Still, Elmouchi said, at least for now, the benefit of providing free responses to patients' MyChart messages outweighs the costs at Corewell.

"We are constantly evaluating as the world changes and I can't say for certain that we won't at some point (bill for responses to MyChart questions) in the future, but our goal is to make it as easy as possible for patients and as easy as possible for the doctors," Elmouchi said. "That's something that we're constantly wrestling with."

Henry Ford messages up 5.5 times over pre-pandemic levels

Henry Ford Health provided data to the Free Press that illustrates the enormous rise in MyChart messages from patients seeking electronic medical advice from doctors.

In 2019, before the start of the pandemic, Henry Ford Health said it received 286,302 electronic portal messages from patients seeking medical advice.

That number nearly quadrupled in 2020, to just over 1 million requests. By 2022, Henry Ford physicians received 1.58 million messages from patients — more than 5.5 times the pre-pandemic rate.

In a post on its website, Vanderbilt said the volume of messages from patients seeking medical advice online has risen to 2.3 million per year, and that is what drove its decision to start billing for electronic messages. It was either charge for it, or stop offering it.

"Centers across the country like Vanderbilt Health that manage complex health issues are now charging patients for eVisits in order to continue this valuable service to patients," it said.

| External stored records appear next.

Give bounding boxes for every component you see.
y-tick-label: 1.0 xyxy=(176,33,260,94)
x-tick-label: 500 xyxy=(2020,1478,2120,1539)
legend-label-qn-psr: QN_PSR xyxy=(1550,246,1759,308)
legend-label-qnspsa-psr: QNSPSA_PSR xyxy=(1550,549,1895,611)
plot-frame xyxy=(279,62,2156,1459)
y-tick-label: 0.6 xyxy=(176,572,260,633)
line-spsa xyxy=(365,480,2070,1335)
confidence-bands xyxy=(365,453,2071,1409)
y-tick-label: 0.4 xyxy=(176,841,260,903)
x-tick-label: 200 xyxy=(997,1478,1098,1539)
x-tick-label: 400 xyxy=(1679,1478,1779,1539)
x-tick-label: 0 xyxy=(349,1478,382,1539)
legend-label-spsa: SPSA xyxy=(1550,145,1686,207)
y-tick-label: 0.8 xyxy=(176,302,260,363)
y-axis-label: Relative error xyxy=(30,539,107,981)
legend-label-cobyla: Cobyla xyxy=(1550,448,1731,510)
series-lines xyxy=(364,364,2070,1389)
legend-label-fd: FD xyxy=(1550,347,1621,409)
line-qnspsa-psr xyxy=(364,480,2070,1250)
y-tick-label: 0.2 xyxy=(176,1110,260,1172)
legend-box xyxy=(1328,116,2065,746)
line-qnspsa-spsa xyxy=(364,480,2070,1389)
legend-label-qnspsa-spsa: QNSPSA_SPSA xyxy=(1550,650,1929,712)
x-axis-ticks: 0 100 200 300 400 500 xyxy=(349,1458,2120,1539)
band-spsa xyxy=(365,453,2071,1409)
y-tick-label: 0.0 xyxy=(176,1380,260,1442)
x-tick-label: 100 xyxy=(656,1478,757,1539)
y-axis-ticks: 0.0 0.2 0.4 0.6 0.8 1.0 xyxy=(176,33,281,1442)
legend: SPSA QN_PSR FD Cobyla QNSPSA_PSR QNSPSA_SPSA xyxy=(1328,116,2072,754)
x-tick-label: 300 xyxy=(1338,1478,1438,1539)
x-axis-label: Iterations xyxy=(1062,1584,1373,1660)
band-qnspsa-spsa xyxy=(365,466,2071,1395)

Worries that charges will hamper access

There are some concerns, however, that when hospitals charge patients for electronic messages, it could exacerbate inequities in health care, especially for poor people. A research letter published in January in JAMA Network suggests people are less likely to send electronic messages to medical providers when they know they could be billed for it. That means they may put off or avoid seeking medical help when symptoms arise — even if they might be serious — to save money.

A Kaiser Family Foundation survey of American adults found that 41% have unpaid debt from medical or dental bills. Most of those who had medical debts said they had to make sacrifices to pay them off, and 40% said they had to drain their savings accounts or the savings of a relative to pay them.

Additionally, the survey found 1 in 7 Americans with health care debt were turned away by medical providers because they had outstanding bills. Those with health care debt also were more likely to say they have avoided getting needed treatment because of the cost.

Elmouchi said Corewell is working to find other solutions to manage the glut of electronic messages without charging patients or overburdening physicians and causing burnout.

Already, artificial intelligence software is helping to automate prescription refill requests at Corewell, he said. The hope is that AI could also screen notes to physicians and rank them in order of urgency, help with transcriptions and other tasks that take up big chunks of physicians' time.

"I really firmly believe that over the next five to 10 years ... artificial intelligence and voice actuation tools and other things will hopefully make it a whole lot easier for us to practice," Elmouchi said.